No, that does not appear to bode well in His favor, and if our time as a part of this world is all that will ever be to our existences, we would be most justified to think that He surely created most (if not all) of us to be the objects of His scorn—certainly not His affections.  Ah, but the biggest points of all to this matter is that this world was never meant to last but a little while in comparison to the whole of eternity, and that our time as a part of it was never meant to be the end of our existences.  Furthermore, there can be more to our continued existences than what any of us can even start to naturally comprehend!

Perhaps it would be helpful to think of our time in this world as being like teenaged years in a natural sense.  For there were things that we truly believed at the time had to happen or life would not be worth living anymore—things that are no longer nearly as important to us as adults, such as going on a date with someone or having a particular style of clothes to wear.

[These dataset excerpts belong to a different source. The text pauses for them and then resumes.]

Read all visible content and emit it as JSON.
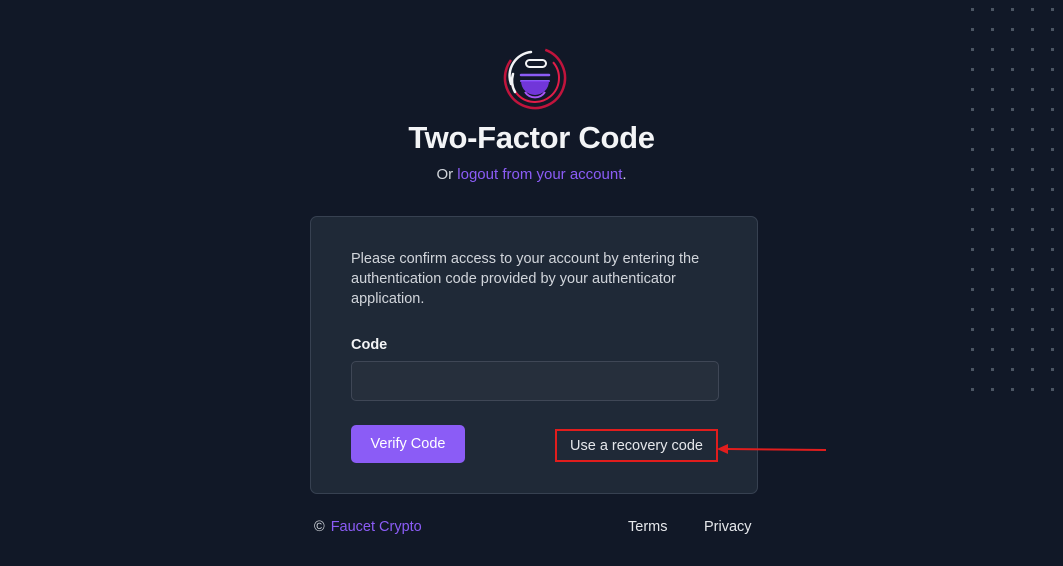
{
  "header": {
    "title": "Two-Factor Code",
    "subtitle_prefix": "Or ",
    "logout_link": "logout from your account",
    "subtitle_suffix": "."
  },
  "card": {
    "intro": "Please confirm access to your account by entering the authentication code provided by your authenticator application.",
    "code_label": "Code",
    "code_value": "",
    "verify_label": "Verify Code",
    "recovery_label": "Use a recovery code"
  },
  "footer": {
    "copyright_symbol": "©",
    "brand": "Faucet Crypto",
    "links": [
      "Terms",
      "Privacy"
    ]
  },
  "colors": {
    "background": "#111827",
    "card": "#1f2937",
    "accent": "#8b5cf6",
    "highlight": "#e11d1d"
  },
  "icons": {
    "logo": "faucet-crypto-logo",
    "annotation_arrow": "red-arrow-left"
  }
}
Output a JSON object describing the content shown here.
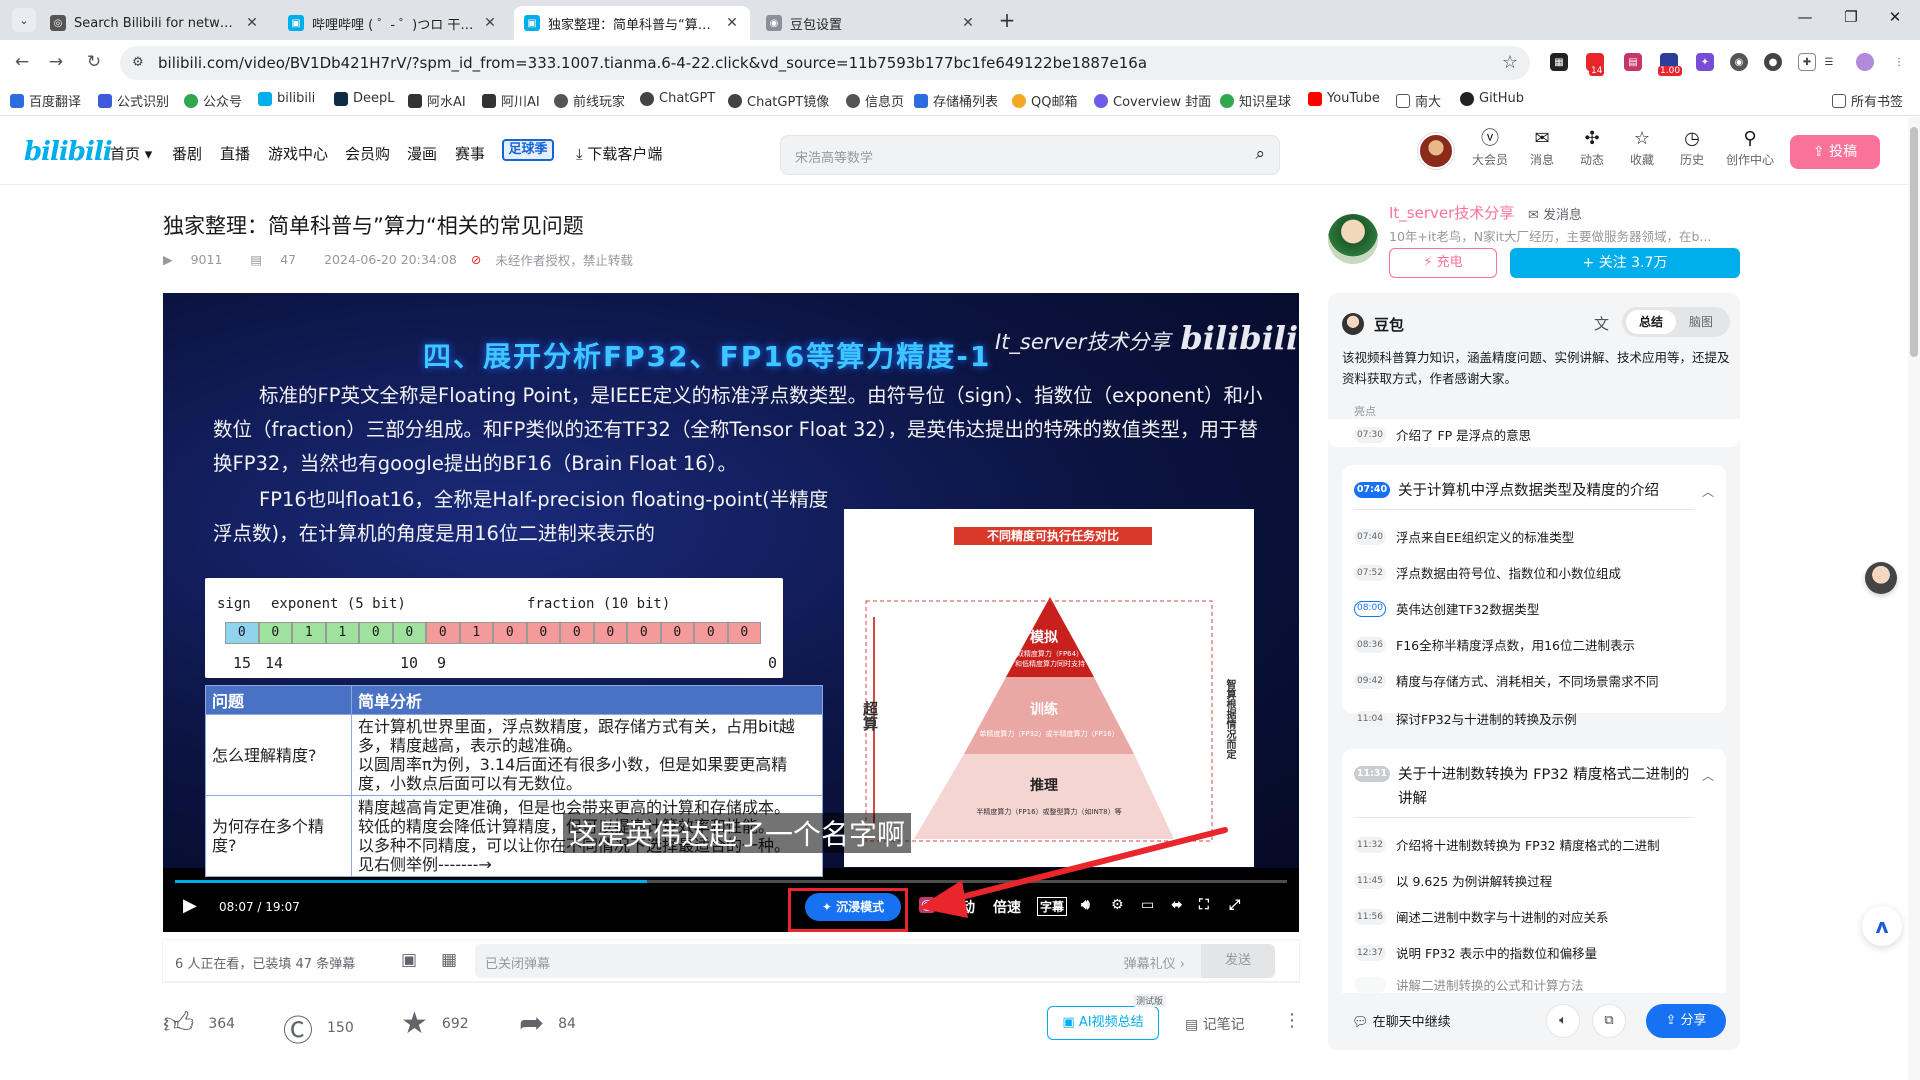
{
  "browser": {
    "tabs": [
      {
        "title": "Search Bilibili for networks",
        "active": false
      },
      {
        "title": "哔哩哔哩 ( ゜- ゜)つロ 干杯~-bi",
        "active": false
      },
      {
        "title": "独家整理：简单科普与“算力”相",
        "active": true
      },
      {
        "title": "豆包设置",
        "active": false
      }
    ],
    "url": "bilibili.com/video/BV1Db421H7rV/?spm_id_from=333.1007.tianma.6-4-22.click&vd_source=11b7593b177bc1fe649122be1887e16a",
    "ext_badges": [
      "14",
      "1.00"
    ],
    "bookmarks": [
      "百度翻译",
      "公式识别",
      "公众号",
      "bilibili",
      "DeepL",
      "阿水AI",
      "阿川AI",
      "前线玩家",
      "ChatGPT",
      "ChatGPT镜像",
      "信息页",
      "存储桶列表",
      "QQ邮箱",
      "Coverview 封面",
      "知识星球",
      "YouTube",
      "南大",
      "GitHub"
    ],
    "all_bookmarks": "所有书签"
  },
  "header": {
    "logo": "bilibili",
    "nav": [
      "首页 ▾",
      "番剧",
      "直播",
      "游戏中心",
      "会员购",
      "漫画",
      "赛事"
    ],
    "nav_badge": "足球季",
    "download": "下载客户端",
    "search_placeholder": "宋浩高等数学",
    "icons": [
      {
        "label": "大会员",
        "icon": "vip-icon"
      },
      {
        "label": "消息",
        "icon": "message-icon"
      },
      {
        "label": "动态",
        "icon": "dynamic-icon"
      },
      {
        "label": "收藏",
        "icon": "favorite-icon"
      },
      {
        "label": "历史",
        "icon": "history-icon"
      },
      {
        "label": "创作中心",
        "icon": "creator-icon"
      }
    ],
    "upload": "投稿"
  },
  "video": {
    "title": "独家整理：简单科普与”算力“相关的常见问题",
    "views": "9011",
    "danmaku": "47",
    "date": "2024-06-20 20:34:08",
    "copyright": "未经作者授权，禁止转载"
  },
  "slide": {
    "title": "四、展开分析FP32、FP16等算力精度-1",
    "watermark": "It_server技术分享",
    "watermark_logo": "bilibili",
    "para1": [
      "标准的FP英文全称是Floating Point，是IEEE定义的标准浮点数类型。由符号位（sign）、指数位（exponent）和小",
      "数位（fraction）三部分组成。和FP类似的还有TF32（全称Tensor Float 32），是英伟达提出的特殊的数值类型，用于替",
      "换FP32，当然也有google提出的BF16（Brain Float 16）。"
    ],
    "para2": [
      "FP16也叫float16，全称是Half-precision floating-point(半精度",
      "浮点数)，在计算机的角度是用16位二进制来表示的"
    ],
    "bits_labels": {
      "sign": "sign",
      "exponent": "exponent (5 bit)",
      "fraction": "fraction (10 bit)"
    },
    "bits": [
      "0",
      "0",
      "1",
      "1",
      "0",
      "0",
      "0",
      "1",
      "0",
      "0",
      "0",
      "0",
      "0",
      "0",
      "0",
      "0"
    ],
    "bit_numbers": [
      "15",
      "14",
      "10",
      "9",
      "0"
    ],
    "table_headers": [
      "问题",
      "简单分析"
    ],
    "table_rows": [
      {
        "q": "怎么理解精度?",
        "a": [
          "在计算机世界里面，浮点数精度，跟存储方式有关，占用bit越",
          "多，精度越高，表示的越准确。",
          "以圆周率π为例，3.14后面还有很多小数，但是如果要更高精",
          "度，小数点后面可以有无数位。"
        ]
      },
      {
        "q": "为何存在多个精度?",
        "a": [
          "精度越高肯定更准确，但是也会带来更高的计算和存储成本。",
          "较低的精度会降低计算精度，但可以提高计算效率和性能。",
          "以多种不同精度，可以让你在不同情况下选择最适合的一种。",
          "见右侧举例-------→"
        ]
      }
    ],
    "pyramid": {
      "title": "不同精度可执行任务对比",
      "left_label": "超算",
      "right_label": "智算根据情况而定",
      "levels": [
        {
          "name": "模拟",
          "sub": [
            "双精度算力（FP64）",
            "和低精度算力同时支持"
          ]
        },
        {
          "name": "训练",
          "sub": [
            "单精度算力（FP32）或半精度算力（FP16）"
          ]
        },
        {
          "name": "推理",
          "sub": [
            "半精度算力（FP16）或整型算力（如INT8）等"
          ]
        }
      ]
    },
    "caption": "这是英伟达起了一个名字啊"
  },
  "player": {
    "current": "08:07",
    "total": "19:07",
    "progress": 0.4245,
    "immersive": "沉浸模式",
    "controls": [
      "自动",
      "倍速",
      "字幕"
    ]
  },
  "danmaku_bar": {
    "count": "6 人正在看，已装填 47 条弹幕",
    "placeholder": "已关闭弹幕",
    "etiquette": "弹幕礼仪 ›",
    "send": "发送"
  },
  "actions": {
    "like": "364",
    "coin": "150",
    "favorite": "692",
    "share": "84",
    "ai_summary": "AI视频总结",
    "ai_badge": "测试版",
    "notes": "记笔记"
  },
  "uploader": {
    "name": "It_server技术分享",
    "message": "发消息",
    "desc": "10年+it老鸟，N家it大厂经历，主要做服务器领域，在b...",
    "charge": "充电",
    "follow": "+ 关注 3.7万"
  },
  "doubao": {
    "name": "豆包",
    "tabs": [
      "总结",
      "脑图"
    ],
    "summary": "该视频科普算力知识，涵盖精度问题、实例讲解、技术应用等，还提及资料获取方式，作者感谢大家。",
    "highlight_label": "亮点",
    "first_row": {
      "ts": "07:30",
      "text": "介绍了 FP 是浮点的意思"
    },
    "section1": {
      "ts": "07:40",
      "title": "关于计算机中浮点数据类型及精度的介绍",
      "items": [
        {
          "ts": "07:40",
          "text": "浮点来自EE组织定义的标准类型"
        },
        {
          "ts": "07:52",
          "text": "浮点数据由符号位、指数位和小数位组成"
        },
        {
          "ts": "08:00",
          "text": "英伟达创建TF32数据类型",
          "active": true
        },
        {
          "ts": "08:36",
          "text": "F16全称半精度浮点数，用16位二进制表示"
        },
        {
          "ts": "09:42",
          "text": "精度与存储方式、消耗相关，不同场景需求不同"
        },
        {
          "ts": "11:04",
          "text": "探讨FP32与十进制的转换及示例"
        }
      ]
    },
    "section2": {
      "ts": "11:31",
      "title": "关于十进制数转换为 FP32 精度格式二进制的讲解",
      "items": [
        {
          "ts": "11:32",
          "text": "介绍将十进制数转换为 FP32 精度格式的二进制"
        },
        {
          "ts": "11:45",
          "text": "以 9.625 为例讲解转换过程"
        },
        {
          "ts": "11:56",
          "text": "阐述二进制中数字与十进制的对应关系"
        },
        {
          "ts": "12:37",
          "text": "说明 FP32 表示中的指数位和偏移量"
        },
        {
          "ts": "",
          "text": "讲解二进制转换的公式和计算方法"
        }
      ]
    },
    "continue": "在聊天中继续",
    "share": "分享"
  }
}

In my own case, I was in absolute agony for around six months on account of my parents not letting me go get a driver’s license as soon as I turned 16, and the agony intensified when they refused to let me drive by myself after I had scored a 100% on the written part and a 98% on the driving part of the licensing test.  Be assured that there were other life or death situations, but that 10-month period of time was the worst to me.

No, this is not to suggest that not getting a particular present on your fifth birthday was any less traumatic at the time, but the cares of life always weight heaviest on teenagers.  Hey, I do believe that there are even scientific studies to prove it!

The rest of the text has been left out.